We propose that as a way to move forward that the ERC pass the needed resolution to require the competitive selection process of at least 50% of the base-load requirements of the distribution utilities. Section 45 (b) of the Epira Law of 2001 allowed DU’s to contract with affiliated generators up to 50% of their power supply needs. This should be on all bilateral contracts not yet filed or approved by the ERC as of June 30, 2015.

Without exaggeration, the implementation of the CSP would be a test and defining moment of our government and country to do things right for the people. It will be a very sad national tragedy if the ERC succumbs to pressure and influence from the vested interests to once again jettison the interest of the consumers. With new commissioners at the ERC we had been hoping it would be a new dawn for enlightened regulation. We thank President Pnoy for at least balancing the composition of the ERC that now at least there is reason to hope.

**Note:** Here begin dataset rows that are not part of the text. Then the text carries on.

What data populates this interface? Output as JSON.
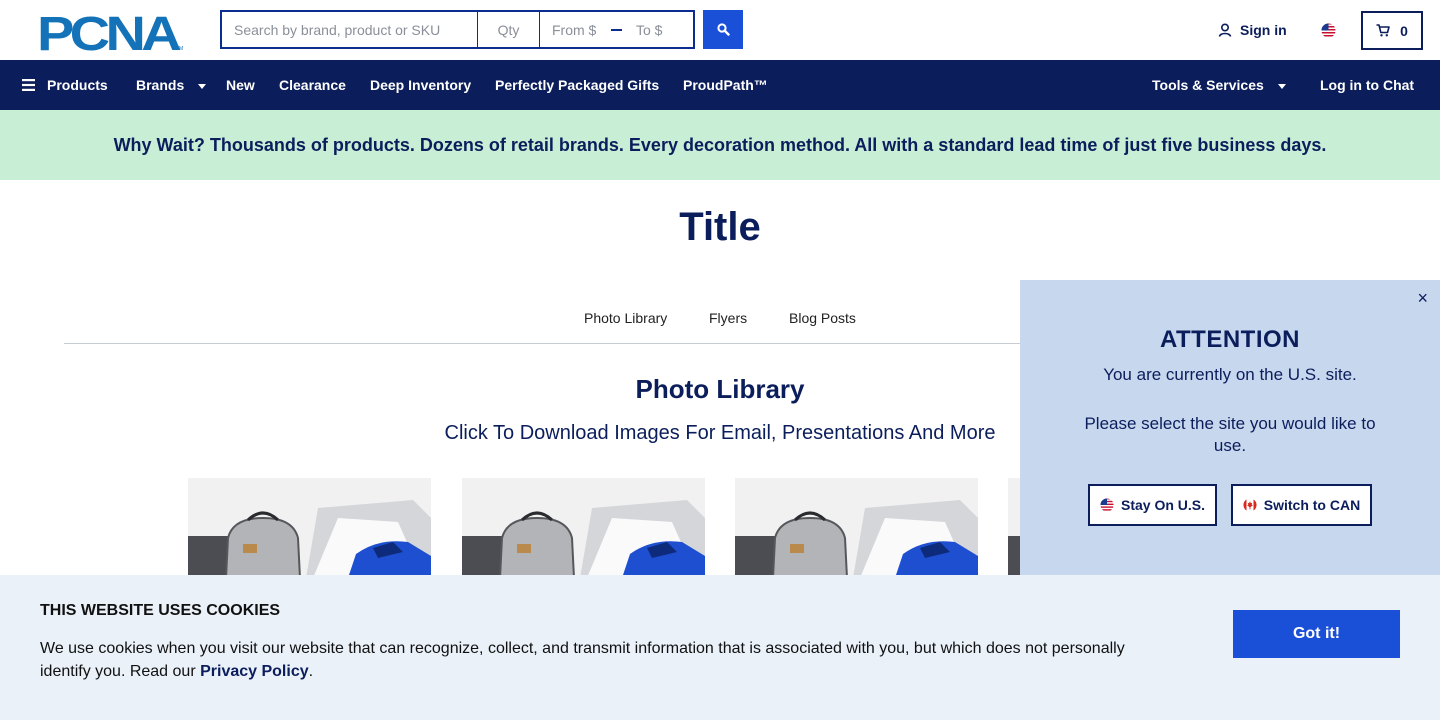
{
  "header": {
    "logo_text": "PCNA",
    "search": {
      "placeholder": "Search by brand, product or SKU",
      "value": ""
    },
    "qty": {
      "placeholder": "Qty",
      "value": ""
    },
    "price_from": {
      "placeholder": "From $",
      "value": ""
    },
    "price_to": {
      "placeholder": "To $",
      "value": ""
    },
    "signin_label": "Sign in",
    "cart_count": "0"
  },
  "nav": {
    "products": "Products",
    "brands": "Brands",
    "new": "New",
    "clearance": "Clearance",
    "deep_inventory": "Deep Inventory",
    "gifts": "Perfectly Packaged Gifts",
    "proudpath": "ProudPath™",
    "tools": "Tools & Services",
    "chat": "Log in to Chat"
  },
  "banner": {
    "text": "Why Wait? Thousands of products. Dozens of retail brands. Every decoration method. All with a standard lead time of just five business days."
  },
  "page": {
    "title": "Title"
  },
  "tabs": [
    {
      "label": "Photo Library"
    },
    {
      "label": "Flyers"
    },
    {
      "label": "Blog Posts"
    }
  ],
  "section": {
    "title": "Photo Library",
    "subtitle": "Click To Download Images For Email, Presentations And More"
  },
  "attention": {
    "title": "ATTENTION",
    "line1": "You are currently on the U.S. site.",
    "line2": "Please select the site you would like to use.",
    "stay_label": "Stay On U.S.",
    "switch_label": "Switch to CAN",
    "close": "×"
  },
  "cookie": {
    "title": "THIS WEBSITE USES COOKIES",
    "text": "We use cookies when you visit our website that can recognize, collect, and transmit information that is associated with you, but which does not personally identify you. Read our ",
    "link": "Privacy Policy",
    "end": ".",
    "button": "Got it!"
  },
  "colors": {
    "navy": "#0b1e5b",
    "accent_blue": "#1a4fd8",
    "banner_green": "#c8efd6",
    "popup_blue": "#c7d7ee",
    "cookie_bg": "#eaf1f9"
  },
  "icons": [
    "search-icon",
    "user-icon",
    "us-flag-icon",
    "cart-icon",
    "hamburger-icon",
    "close-icon",
    "canada-flag-icon"
  ]
}
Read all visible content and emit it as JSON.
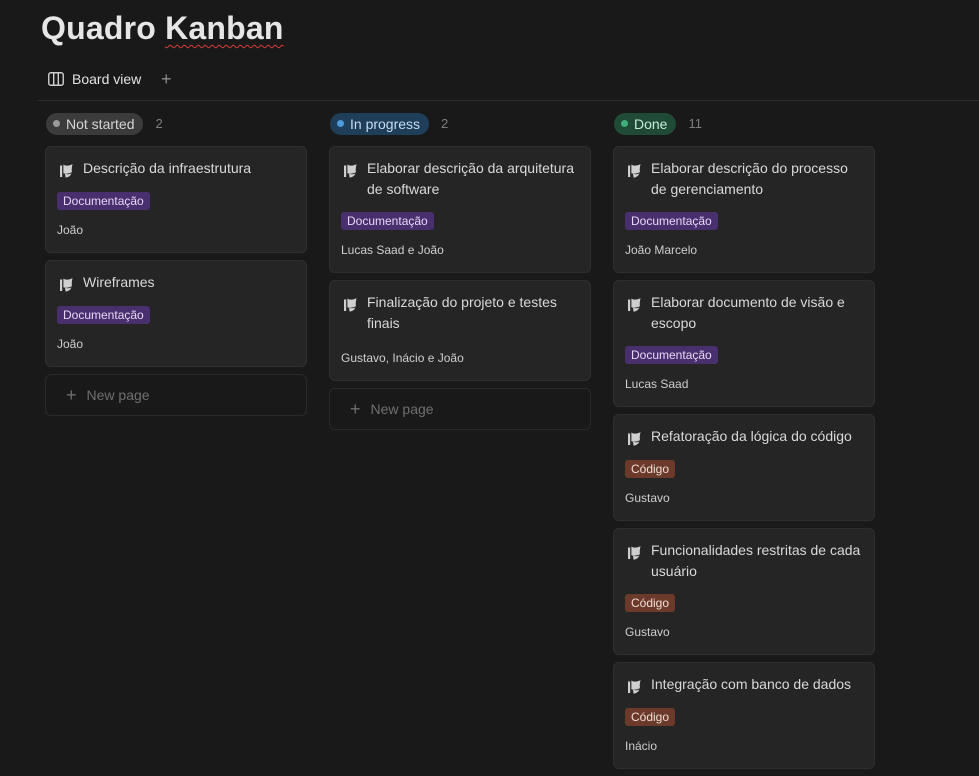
{
  "page": {
    "title_part1": "Quadro",
    "title_part2": "Kanban"
  },
  "view": {
    "label": "Board view",
    "icon": "board-view-icon",
    "add_label": "+"
  },
  "new_page_label": "New page",
  "columns": [
    {
      "status": "Not started",
      "count": "2",
      "color": "#9b9b9b",
      "cards": [
        {
          "title": "Descrição da infraestrutura",
          "tag": "Documentação",
          "tag_type": "doc",
          "person": "João"
        },
        {
          "title": "Wireframes",
          "tag": "Documentação",
          "tag_type": "doc",
          "person": "João"
        }
      ]
    },
    {
      "status": "In progress",
      "count": "2",
      "color": "#4c9bdc",
      "cards": [
        {
          "title": "Elaborar descrição da arquitetura de software",
          "tag": "Documentação",
          "tag_type": "doc",
          "person": "Lucas Saad e João"
        },
        {
          "title": "Finalização do projeto e testes finais",
          "tag": "",
          "tag_type": "",
          "person": "Gustavo, Inácio e João"
        }
      ]
    },
    {
      "status": "Done",
      "count": "11",
      "color": "#3fb07a",
      "cards": [
        {
          "title": "Elaborar descrição do processo de gerenciamento",
          "tag": "Documentação",
          "tag_type": "doc",
          "person": "João Marcelo"
        },
        {
          "title": "Elaborar documento de visão e escopo",
          "tag": "Documentação",
          "tag_type": "doc",
          "person": "Lucas Saad"
        },
        {
          "title": "Refatoração da lógica do código",
          "tag": "Código",
          "tag_type": "code",
          "person": "Gustavo"
        },
        {
          "title": "Funcionalidades restritas de cada usuário",
          "tag": "Código",
          "tag_type": "code",
          "person": "Gustavo"
        },
        {
          "title": "Integração com banco de dados",
          "tag": "Código",
          "tag_type": "code",
          "person": "Inácio"
        }
      ]
    }
  ]
}
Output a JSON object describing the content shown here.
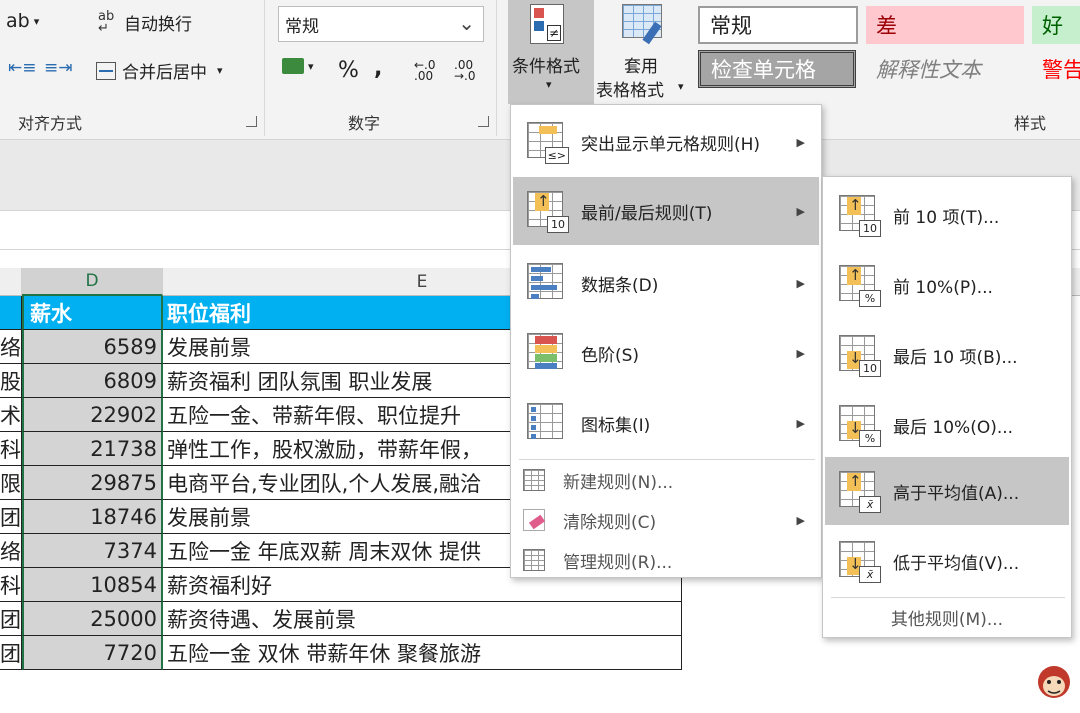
{
  "ribbon": {
    "alignment": {
      "wrap_label": "自动换行",
      "merge_label": "合并后居中",
      "group_label": "对齐方式"
    },
    "number": {
      "format_value": "常规",
      "percent": "%",
      "comma": ",",
      "group_label": "数字"
    },
    "conditional_format_label": "条件格式",
    "table_format_label_1": "套用",
    "table_format_label_2": "表格格式",
    "styles": {
      "normal": "常规",
      "bad": "差",
      "good": "好",
      "check_cell": "检查单元格",
      "explanatory": "解释性文本",
      "warning": "警告",
      "group_label": "样式"
    }
  },
  "sheet": {
    "col_d": "D",
    "col_e": "E",
    "header": {
      "d": "薪水",
      "e": "职位福利"
    },
    "rows": [
      {
        "c": "络",
        "d": "6589",
        "e": "发展前景"
      },
      {
        "c": "股",
        "d": "6809",
        "e": "薪资福利 团队氛围 职业发展"
      },
      {
        "c": "术",
        "d": "22902",
        "e": "五险一金、带薪年假、职位提升"
      },
      {
        "c": "科",
        "d": "21738",
        "e": "弹性工作，股权激励，带薪年假，"
      },
      {
        "c": "限",
        "d": "29875",
        "e": "电商平台,专业团队,个人发展,融洽"
      },
      {
        "c": "团",
        "d": "18746",
        "e": "发展前景"
      },
      {
        "c": "络",
        "d": "7374",
        "e": "五险一金 年底双薪 周末双休 提供"
      },
      {
        "c": "科",
        "d": "10854",
        "e": "薪资福利好"
      },
      {
        "c": "团",
        "d": "25000",
        "e": "薪资待遇、发展前景"
      },
      {
        "c": "团",
        "d": "7720",
        "e": "五险一金 双休 带薪年休 聚餐旅游"
      }
    ]
  },
  "cf_menu": {
    "items": [
      {
        "label": "突出显示单元格规则(H)"
      },
      {
        "label": "最前/最后规则(T)"
      },
      {
        "label": "数据条(D)"
      },
      {
        "label": "色阶(S)"
      },
      {
        "label": "图标集(I)"
      },
      {
        "label": "新建规则(N)..."
      },
      {
        "label": "清除规则(C)"
      },
      {
        "label": "管理规则(R)..."
      }
    ]
  },
  "submenu": {
    "items": [
      {
        "label": "前 10 项(T)...",
        "badge": "10"
      },
      {
        "label": "前 10%(P)...",
        "badge": "%"
      },
      {
        "label": "最后 10 项(B)...",
        "badge": "10"
      },
      {
        "label": "最后 10%(O)...",
        "badge": "%"
      },
      {
        "label": "高于平均值(A)...",
        "badge": "x̄"
      },
      {
        "label": "低于平均值(V)...",
        "badge": "x̄"
      }
    ],
    "more": "其他规则(M)..."
  },
  "colors": {
    "header_blue": "#00b0f0",
    "selected_gray": "#c6c6c6",
    "bad_bg": "#ffc7ce",
    "good_bg": "#c6efce",
    "warning_red": "#ff0000"
  }
}
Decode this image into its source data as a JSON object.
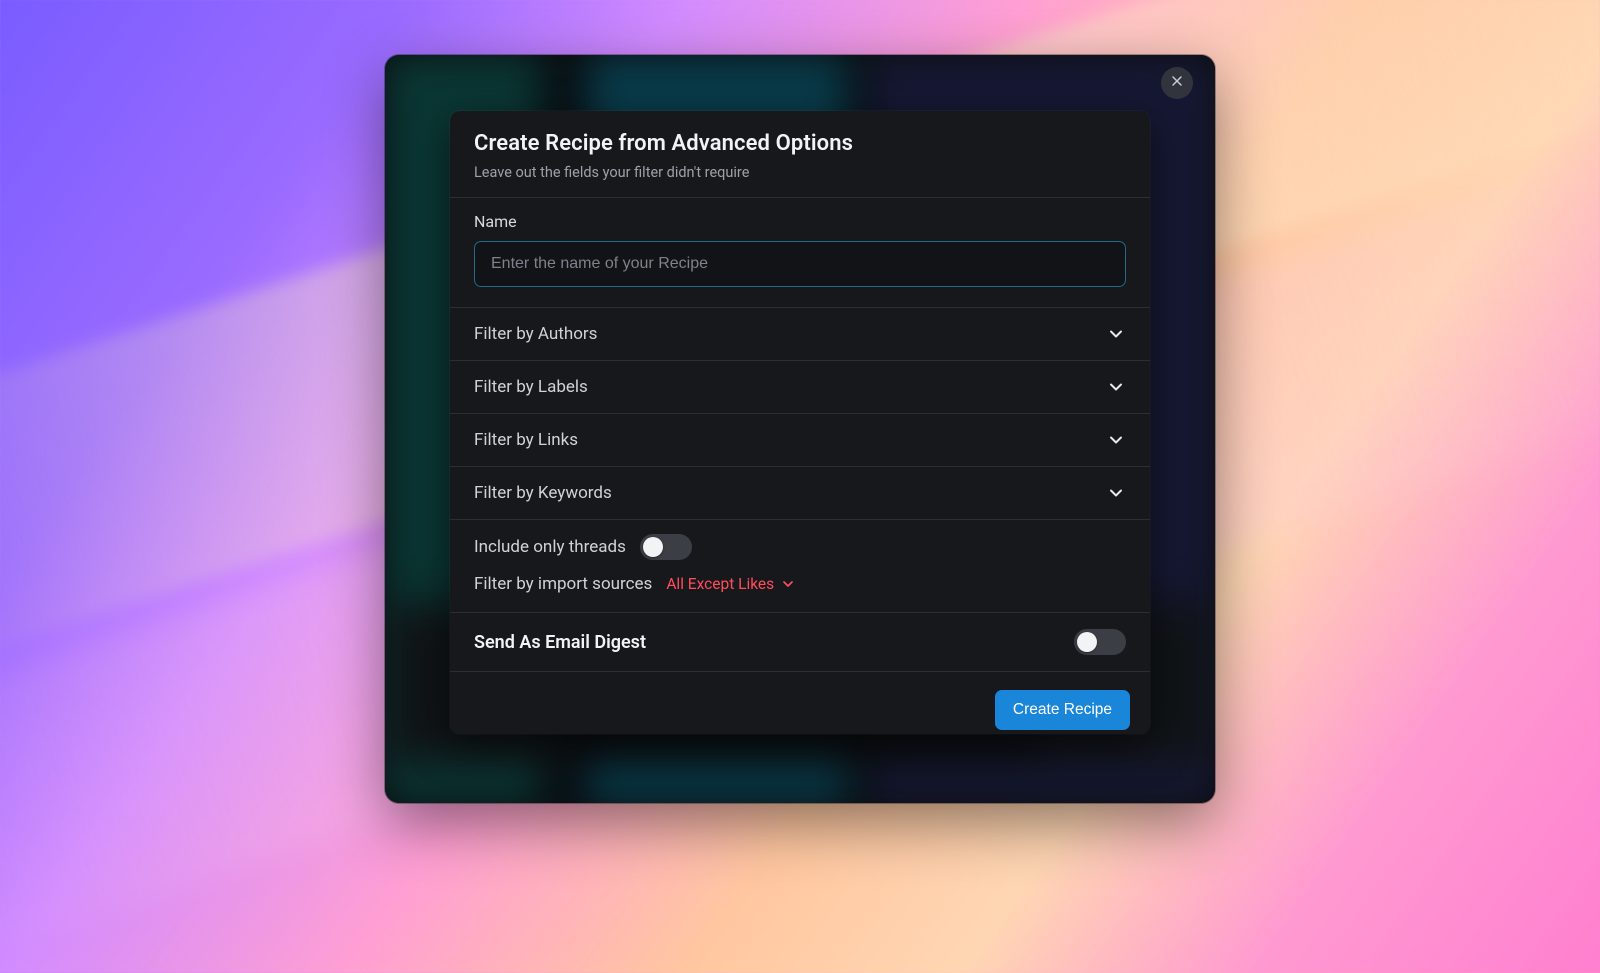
{
  "modal": {
    "title": "Create Recipe from Advanced Options",
    "subtitle": "Leave out the fields your filter didn't require",
    "name_field": {
      "label": "Name",
      "placeholder": "Enter the name of your Recipe",
      "value": ""
    },
    "accordions": [
      {
        "label": "Filter by Authors"
      },
      {
        "label": "Filter by Labels"
      },
      {
        "label": "Filter by Links"
      },
      {
        "label": "Filter by Keywords"
      }
    ],
    "threads_toggle": {
      "label": "Include only threads",
      "on": false
    },
    "import_sources": {
      "label": "Filter by import sources",
      "selected": "All Except Likes"
    },
    "digest": {
      "label": "Send As Email Digest",
      "on": false
    },
    "submit_label": "Create Recipe"
  },
  "colors": {
    "accent_blue": "#1a86d9",
    "danger_red": "#ff4d5a",
    "input_border": "#1f6b86"
  }
}
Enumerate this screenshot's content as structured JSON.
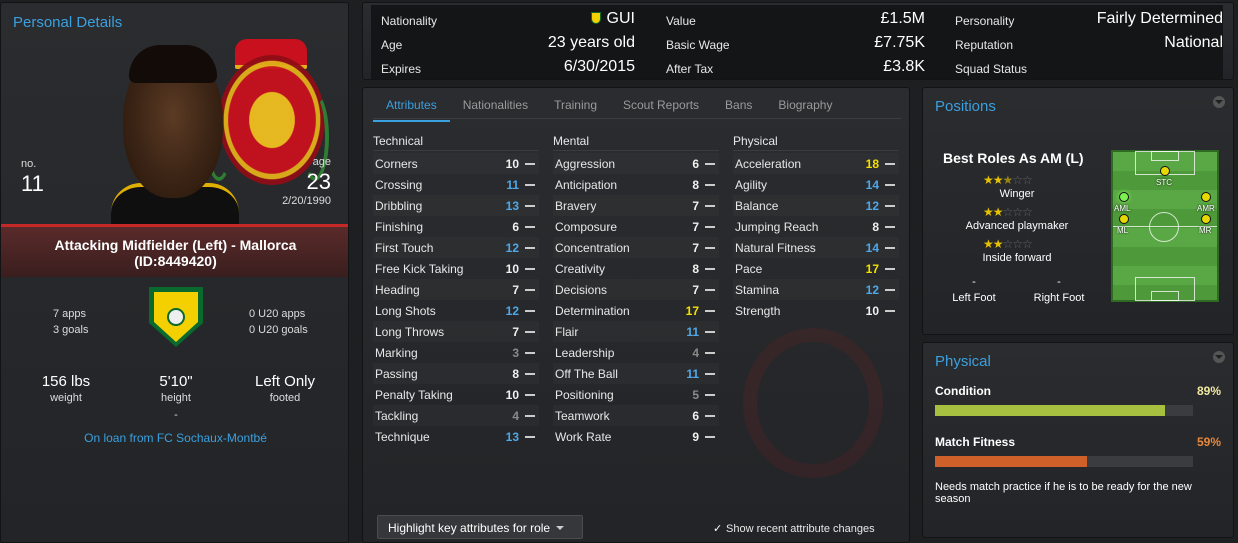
{
  "left": {
    "title": "Personal Details",
    "number_label": "no.",
    "number": "11",
    "age_label": "age",
    "age": "23",
    "dob": "2/20/1990",
    "role_line1": "Attacking Midfielder (Left) - Mallorca",
    "role_line2": "(ID:8449420)",
    "apps": "7 apps",
    "goals": "3 goals",
    "u20_apps": "0 U20 apps",
    "u20_goals": "0 U20 goals",
    "weight": "156 lbs",
    "weight_label": "weight",
    "height": "5'10\"",
    "height_label": "height",
    "height_sub": "-",
    "foot": "Left Only",
    "foot_label": "footed",
    "loan": "On loan from FC Sochaux-Montbé"
  },
  "info": {
    "nationality_label": "Nationality",
    "nationality": "GUI",
    "age_label": "Age",
    "age": "23 years old",
    "expires_label": "Expires",
    "expires": "6/30/2015",
    "value_label": "Value",
    "value": "£1.5M",
    "wage_label": "Basic Wage",
    "wage": "£7.75K",
    "tax_label": "After Tax",
    "tax": "£3.8K",
    "personality_label": "Personality",
    "personality": "Fairly Determined",
    "reputation_label": "Reputation",
    "reputation": "National",
    "squad_label": "Squad Status"
  },
  "tabs": [
    "Attributes",
    "Nationalities",
    "Training",
    "Scout Reports",
    "Bans",
    "Biography"
  ],
  "attributes": {
    "technical_title": "Technical",
    "mental_title": "Mental",
    "physical_title": "Physical",
    "technical": [
      {
        "name": "Corners",
        "value": "10",
        "color": "white"
      },
      {
        "name": "Crossing",
        "value": "11",
        "color": "blue"
      },
      {
        "name": "Dribbling",
        "value": "13",
        "color": "blue"
      },
      {
        "name": "Finishing",
        "value": "6",
        "color": "white"
      },
      {
        "name": "First Touch",
        "value": "12",
        "color": "blue"
      },
      {
        "name": "Free Kick Taking",
        "value": "10",
        "color": "white"
      },
      {
        "name": "Heading",
        "value": "7",
        "color": "white"
      },
      {
        "name": "Long Shots",
        "value": "12",
        "color": "blue"
      },
      {
        "name": "Long Throws",
        "value": "7",
        "color": "white"
      },
      {
        "name": "Marking",
        "value": "3",
        "color": "grey"
      },
      {
        "name": "Passing",
        "value": "8",
        "color": "white"
      },
      {
        "name": "Penalty Taking",
        "value": "10",
        "color": "white"
      },
      {
        "name": "Tackling",
        "value": "4",
        "color": "grey"
      },
      {
        "name": "Technique",
        "value": "13",
        "color": "blue"
      }
    ],
    "mental": [
      {
        "name": "Aggression",
        "value": "6",
        "color": "white"
      },
      {
        "name": "Anticipation",
        "value": "8",
        "color": "white"
      },
      {
        "name": "Bravery",
        "value": "7",
        "color": "white"
      },
      {
        "name": "Composure",
        "value": "7",
        "color": "white"
      },
      {
        "name": "Concentration",
        "value": "7",
        "color": "white"
      },
      {
        "name": "Creativity",
        "value": "8",
        "color": "white"
      },
      {
        "name": "Decisions",
        "value": "7",
        "color": "white"
      },
      {
        "name": "Determination",
        "value": "17",
        "color": "yellow"
      },
      {
        "name": "Flair",
        "value": "11",
        "color": "blue"
      },
      {
        "name": "Leadership",
        "value": "4",
        "color": "grey"
      },
      {
        "name": "Off The Ball",
        "value": "11",
        "color": "blue"
      },
      {
        "name": "Positioning",
        "value": "5",
        "color": "grey"
      },
      {
        "name": "Teamwork",
        "value": "6",
        "color": "white"
      },
      {
        "name": "Work Rate",
        "value": "9",
        "color": "white"
      }
    ],
    "physical": [
      {
        "name": "Acceleration",
        "value": "18",
        "color": "yellow"
      },
      {
        "name": "Agility",
        "value": "14",
        "color": "blue"
      },
      {
        "name": "Balance",
        "value": "12",
        "color": "blue"
      },
      {
        "name": "Jumping Reach",
        "value": "8",
        "color": "white"
      },
      {
        "name": "Natural Fitness",
        "value": "14",
        "color": "blue"
      },
      {
        "name": "Pace",
        "value": "17",
        "color": "yellow"
      },
      {
        "name": "Stamina",
        "value": "12",
        "color": "blue"
      },
      {
        "name": "Strength",
        "value": "10",
        "color": "white"
      }
    ],
    "highlight_button": "Highlight key attributes for role",
    "show_recent": "Show recent attribute changes"
  },
  "positions": {
    "title": "Positions",
    "best_roles": "Best Roles As AM (L)",
    "roles": [
      {
        "name": "Winger",
        "stars": 2.5
      },
      {
        "name": "Advanced playmaker",
        "stars": 2
      },
      {
        "name": "Inside forward",
        "stars": 2
      }
    ],
    "left_foot_dash": "-",
    "left_foot": "Left Foot",
    "right_foot_dash": "-",
    "right_foot": "Right Foot",
    "pitch_labels": [
      "STC",
      "AML",
      "AMR",
      "ML",
      "MR"
    ]
  },
  "physical": {
    "title": "Physical",
    "condition_label": "Condition",
    "condition": "89%",
    "condition_fraction": 0.89,
    "fitness_label": "Match Fitness",
    "fitness": "59%",
    "fitness_fraction": 0.59,
    "note": "Needs match practice if he is to be ready for the new season",
    "colors": {
      "condition": "#a8c040",
      "fitness": "#d0602a",
      "condition_text": "#f0e8a0",
      "fitness_text": "#e8883a"
    }
  }
}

The DOE had already mandated the competitive policy. Now it is up to the ERC.

PS

We reiterate our call for clarity on Section 9 “Repealing Clause” of the DOE Circular 2015-06-008 that contains very disturbing ambiguous language. The last time that kind of vague and innocuous language got inserted, the Epira Law provisions and intentions against monopoly and market domination were illegally perpetuated as Rule 11 of the Epira IRR. We reiterate our call for the repeal of this Rule. But maybe we will need to wait until after new Senators are elected.

Meanwhile, we are holding our breath on whose side the ERC will stand up for.